II.MOLEDES THEORIQUES ET METHODES ECONOMETRIQUES
A. Produit potentiel et loi d'Okun
Produit potentiel
Le produit potentiel est le niveau de
production qu'une économie peut fournir sous condition d'emploi total
(avec un niveau de chômage faible, dit naturel et sans tension
inflationniste). Le produit potentiel s'insère donc dans un contexte
d'équilibre stable de l'économie dans son ensemble, dite
condition de « steady state » ou « état
stationnaire » (Ghislaine, et al, 2005).
A partir de ce concept, nous pouvons
faire appel au concept de l'écart de production.
Par définition, l'écart de production est la
différence entre la production effective et le niveau de production
potentielle (Ghislaine et al, 2005).
L'analyse de l'écart de production peut donc être
considérée comme le point de départ de l'étude de
l'analyse conjoncturelle basée sur le cycle de croissance.
La littérature économique distingue
généralement deux conceptions de la production potentielle
(Lamine, 2005). La première approche qui relève d'une conception
néoclassique soutient que la production potentielle est tirée par
les chocs exogènes de productivité, qui affectent l'offre globale
et déterminent, à la fois, le sentier de croissance de long terme
et les fluctuations à court terme de l'output. Dès lors, les
fluctuations du cycle des affaires ne sont pas causées par
l'insuffisance ou l'excès de demande globale, mais sont
provoquées par le comportement d'investissement d'agents
économiques rationnels qui réagissent à ces chocs de
productivité.
La seconde approche, qui s'inscrit dans la tradition
keynésienne, considère que le cycle des affaires résulte
principalement des mouvements de la demande globale, en relation avec un niveau
d'offre globale dont l'évolution est relativement lente. Durant les
phases de récession, il existe des facteurs de production qui ne sont
pas pleinement utilisés du fait de l'insuffisance de la demande
effective ; en particulier, le taux de chômage se situe au dessus de
son niveau d'équilibre, ce qui exerce une pression à la baisse
sur les prix. Dans ce cadre, l'évaluation de la production potentielle
s'avère nécessaire pour mettre en place une politique (aussi bien
monétaire que fiscale) de gestion de la demande.
L'interprétation des mêmes concepts dans un contexte
purement monétariste est radicalement différente.

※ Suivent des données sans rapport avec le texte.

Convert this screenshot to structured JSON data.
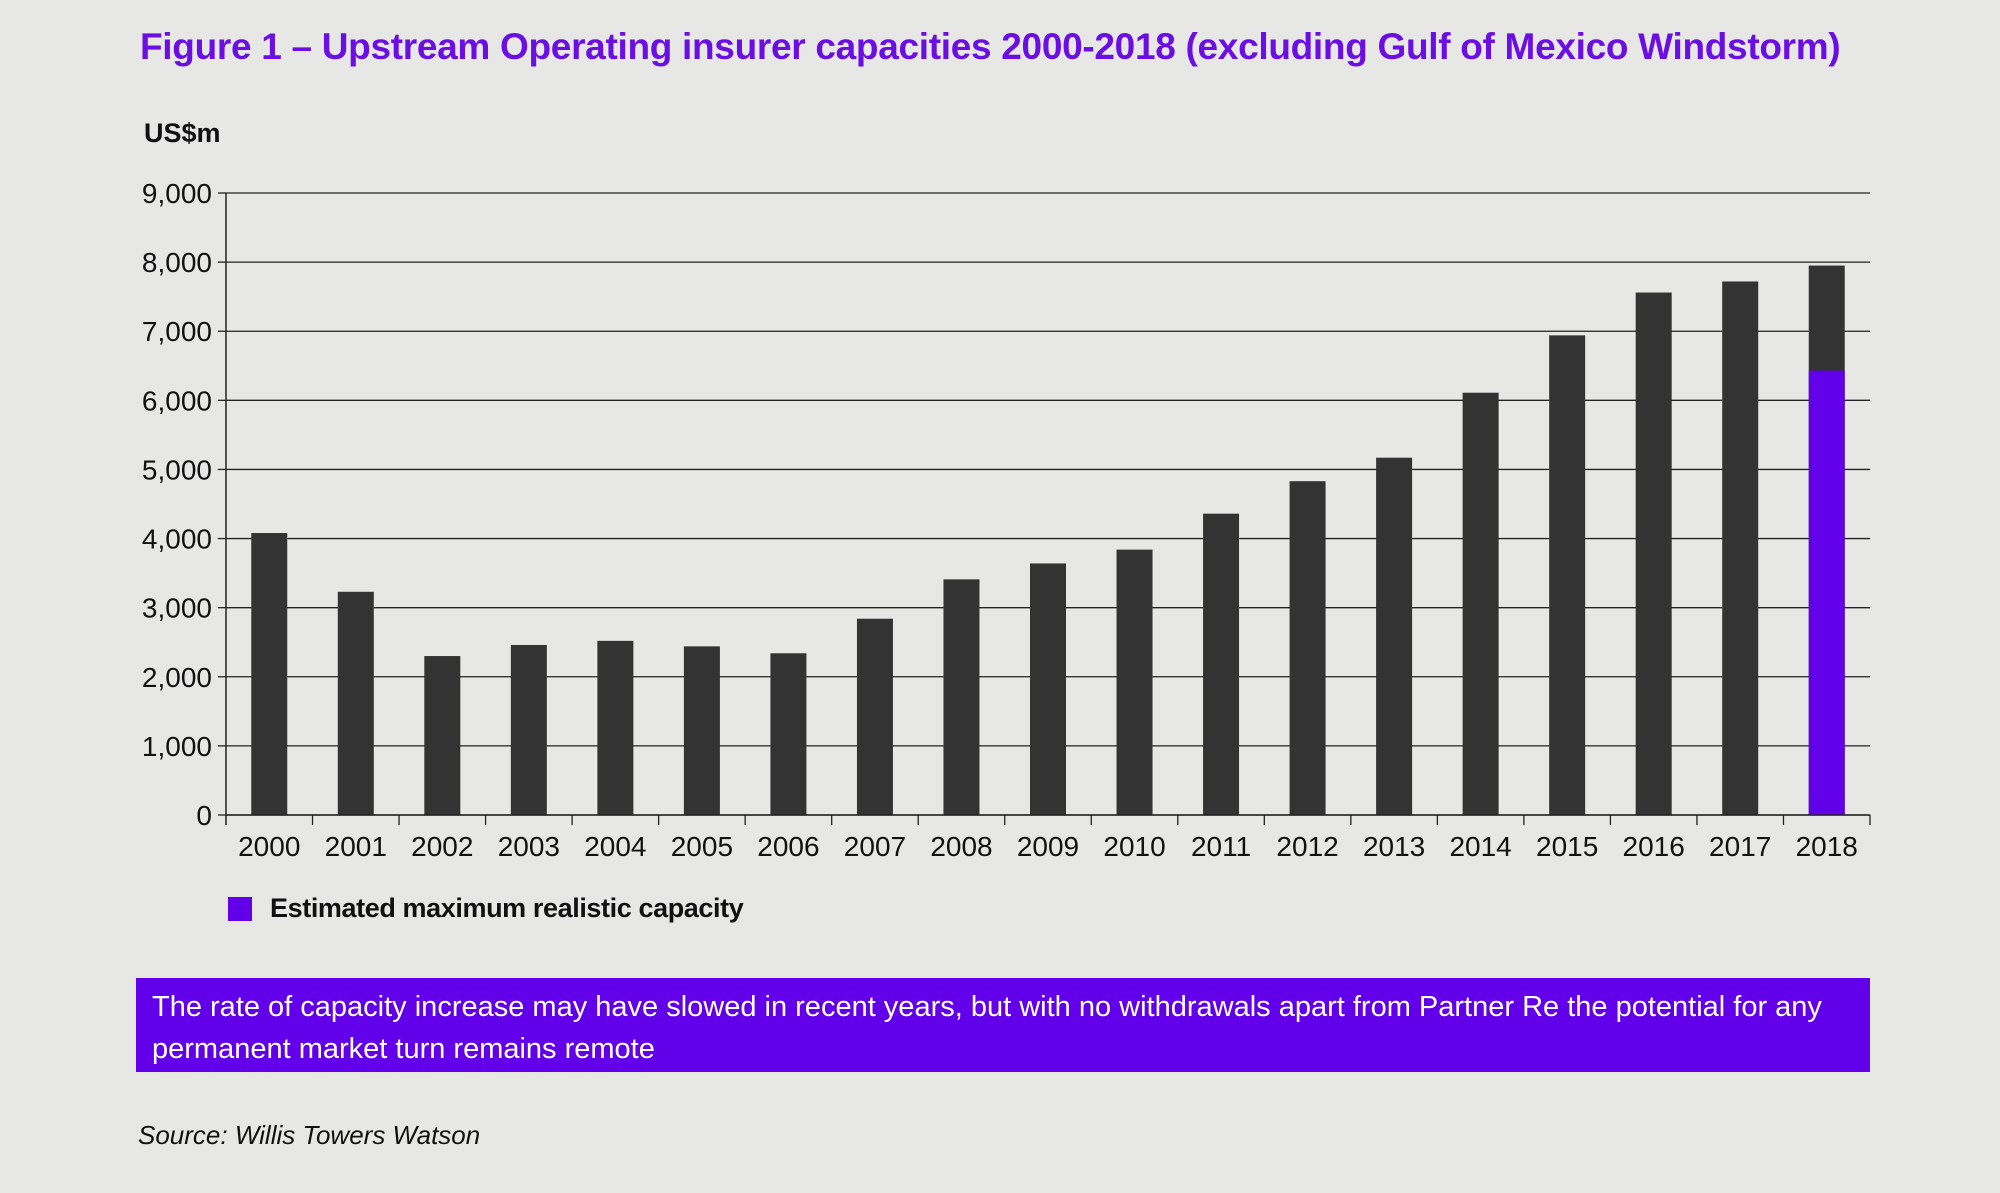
{
  "title": "Figure 1 – Upstream Operating insurer capacities 2000-2018 (excluding Gulf of Mexico Windstorm)",
  "unit_label": "US$m",
  "legend": {
    "label": "Estimated maximum realistic capacity",
    "color": "#6200ea"
  },
  "callout": "The rate of capacity increase may have slowed in recent years, but with no withdrawals apart from Partner Re the potential for any permanent market turn remains remote",
  "source": "Source: Willis Towers Watson",
  "chart_data": {
    "type": "bar",
    "stacked": true,
    "ylim": [
      0,
      9000
    ],
    "yticks": [
      0,
      1000,
      2000,
      3000,
      4000,
      5000,
      6000,
      7000,
      8000,
      9000
    ],
    "ytick_labels": [
      "0",
      "1,000",
      "2,000",
      "3,000",
      "4,000",
      "5,000",
      "6,000",
      "7,000",
      "8,000",
      "9,000"
    ],
    "grid": true,
    "legend_position": "bottom-left",
    "categories": [
      "2000",
      "2001",
      "2002",
      "2003",
      "2004",
      "2005",
      "2006",
      "2007",
      "2008",
      "2009",
      "2010",
      "2011",
      "2012",
      "2013",
      "2014",
      "2015",
      "2016",
      "2017",
      "2018"
    ],
    "total_values": [
      4080,
      3230,
      2300,
      2460,
      2520,
      2440,
      2340,
      2840,
      3410,
      3640,
      3840,
      4360,
      4830,
      5170,
      6110,
      6940,
      7560,
      7720,
      7950
    ],
    "series": [
      {
        "name": "Estimated maximum realistic capacity",
        "color": "#6200ea",
        "values": [
          0,
          0,
          0,
          0,
          0,
          0,
          0,
          0,
          0,
          0,
          0,
          0,
          0,
          0,
          0,
          0,
          0,
          0,
          6430
        ]
      }
    ],
    "bar_color": "#333333"
  }
}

Dans la
théorie monétariste et la nouvelle macroéconomie
classique, l'économie est supposée être en permanence dans
une position d'équilibre stable (« steady state »)

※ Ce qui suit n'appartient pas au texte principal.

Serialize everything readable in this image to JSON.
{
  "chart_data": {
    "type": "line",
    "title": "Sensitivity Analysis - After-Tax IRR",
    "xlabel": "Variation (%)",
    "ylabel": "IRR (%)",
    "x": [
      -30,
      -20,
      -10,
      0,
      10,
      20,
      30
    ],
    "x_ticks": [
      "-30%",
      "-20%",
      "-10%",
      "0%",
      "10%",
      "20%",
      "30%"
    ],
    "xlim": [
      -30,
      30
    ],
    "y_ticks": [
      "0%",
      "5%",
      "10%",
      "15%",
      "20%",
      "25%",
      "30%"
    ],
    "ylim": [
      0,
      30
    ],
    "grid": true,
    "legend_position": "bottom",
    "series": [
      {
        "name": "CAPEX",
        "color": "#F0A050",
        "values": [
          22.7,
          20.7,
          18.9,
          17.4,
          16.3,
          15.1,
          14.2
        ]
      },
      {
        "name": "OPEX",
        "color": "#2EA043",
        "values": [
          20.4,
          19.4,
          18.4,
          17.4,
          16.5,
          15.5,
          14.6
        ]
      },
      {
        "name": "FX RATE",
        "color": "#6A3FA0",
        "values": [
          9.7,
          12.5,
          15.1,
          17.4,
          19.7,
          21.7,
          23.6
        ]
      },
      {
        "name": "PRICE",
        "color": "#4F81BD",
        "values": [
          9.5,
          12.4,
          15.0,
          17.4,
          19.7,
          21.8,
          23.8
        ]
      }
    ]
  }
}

et donc dans laquelle la production effective coïncide toujours avec la
production potentielle. Seulement des chocs peuvent faire éloigner
l'économie de sa position d'équilibre. Des chocs à
caractère permanent déterminent la position des «steady
state » tandis que des chocs transitoires déterminent des
fluctuations conjoncturelles.
Le produit potentiel est couramment assimilé à la
composante permanente de l'économie qui n'est typiquement pas
stationnaire. L'écart de production quant à lui est
assimilé à la composante transitoire de l'économie,
typiquement stationnaire mais pas nécessairement périodique. La
composante transitoire peut être divisée en une composante
cyclique et une composante irrégulière (Ghislaine, et al,
2005).
Ghislaine, et al. (2005) distinguent deux types de techniques
d'analyse des fluctuations économiques : la déviation par
rapport à la tendance, c'est - à - dire l'interprétation
des changements sur la production et le « gap closing » qui
nous permet d'analyser les phénomènes cycliques. Dans ce sens, si
on se réfère à une approche de moyen terme, le produit
potentiel est assimilé à la tendance et l'écart de
production à la déviation par rapport à la tendance.

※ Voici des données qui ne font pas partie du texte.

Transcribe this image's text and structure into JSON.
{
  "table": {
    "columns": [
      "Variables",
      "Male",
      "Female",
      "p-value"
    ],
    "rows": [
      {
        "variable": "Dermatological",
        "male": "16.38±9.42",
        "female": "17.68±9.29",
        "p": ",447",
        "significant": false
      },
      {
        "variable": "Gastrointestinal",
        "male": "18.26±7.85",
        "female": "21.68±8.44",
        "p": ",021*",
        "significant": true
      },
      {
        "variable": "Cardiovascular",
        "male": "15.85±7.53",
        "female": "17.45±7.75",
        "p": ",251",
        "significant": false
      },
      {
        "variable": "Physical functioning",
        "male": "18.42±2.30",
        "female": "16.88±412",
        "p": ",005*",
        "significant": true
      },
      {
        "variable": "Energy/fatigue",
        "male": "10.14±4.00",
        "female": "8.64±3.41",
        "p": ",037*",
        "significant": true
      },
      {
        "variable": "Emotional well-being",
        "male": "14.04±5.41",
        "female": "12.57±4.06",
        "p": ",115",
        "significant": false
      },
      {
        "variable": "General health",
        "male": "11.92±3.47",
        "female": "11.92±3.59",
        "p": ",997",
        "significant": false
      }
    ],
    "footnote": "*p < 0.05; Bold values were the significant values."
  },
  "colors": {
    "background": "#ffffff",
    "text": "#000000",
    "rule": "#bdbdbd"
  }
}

Alternativement, si on se base sur le court terme, l'évolution de
l'écart de production correspond aux fluctuations économiques
principalement expliquées par la composante cyclique de
l'économie.
D'un point de vue cyclique, l'analyse de l'écart de
production permet d'identifier les phases du cycle conjoncturel
(accélération, décélération). Du point de
vue de la tendance, l'écart de production identifie les
déviations de la tendance et le lien entre le produit potentiel, et
l'écart de production nous permet de détecter les points de
recouvrement ou récession.
Dans le cas de nos analyses, pour déterminer le produit
potentiel, nous avons tenu compte des conditions et réalités de
l'économie congolaise où l'inflation bat son plein et dans
laquelle on fonctionne en dessous de ses capacités de production. Nous
avons aussi tenu compte de l`ouverture de la RDC à d'autres
économies du monde à travers ses termes d'échanges, voici
l'équation à laquelle nous allons utiliser tout au long de nos
analyses pour déterminer le produit potentiel :
Log(Y/L) = a+b*Infl +c*TE+d*RInfl +u (9) où
Y : produit intérieur brut réel ou production
en valeur réelle ;
L : population totale par année ;
Infl : le taux d'inflation ;
TE : termes d'échanges ;
Rinfl : ratio du taux d'inflation ;
u : terme d'erreurs ;
a, b, c, et d sont toutes des constantes ;
Log : le logarithme naturel.
Dans ces analyses, c'est l'optique production qui nous
intéresse de plus parmi les optiques déterminantes du produit
intérieur brut (soit optique production, optique revenu et optique
dépense).
Notre étude a retenu une variable dépendante
(LogY/L) et trois variables indépendantes (Infl, RInfl et TE). Notre
fonction est construite de la manière suivante :
Log(Y/L)= F(Infl, RInfl, TE)
(+) (-) (+)
Où :
Log : logarithme naturel ;
Y/L : Produit intérieur brut réel par
habitant ;
Infl. : taux d'inflation ;
RInfl. : ratio d'inflation au produit intérieur brut
réel ;
TE : terme d'échanges total
Le signe (+) ou (-) sous chaque variable explicative indique a
priori l'impact attendu de la variable considérée sur le produit
intérieur brut réel estimé.
Loi d'Okun
La loi d'Okun relie la production et chômage
(Mankiw, 2003). Pour Samuelson et Nordhaus (2000), elle fournit le lien, de
toute première importance entre le marché des produits et le
marché de travail. Elle décrit la liaison entre les mouvements de
court terme du PIB réel et les variations du chômage.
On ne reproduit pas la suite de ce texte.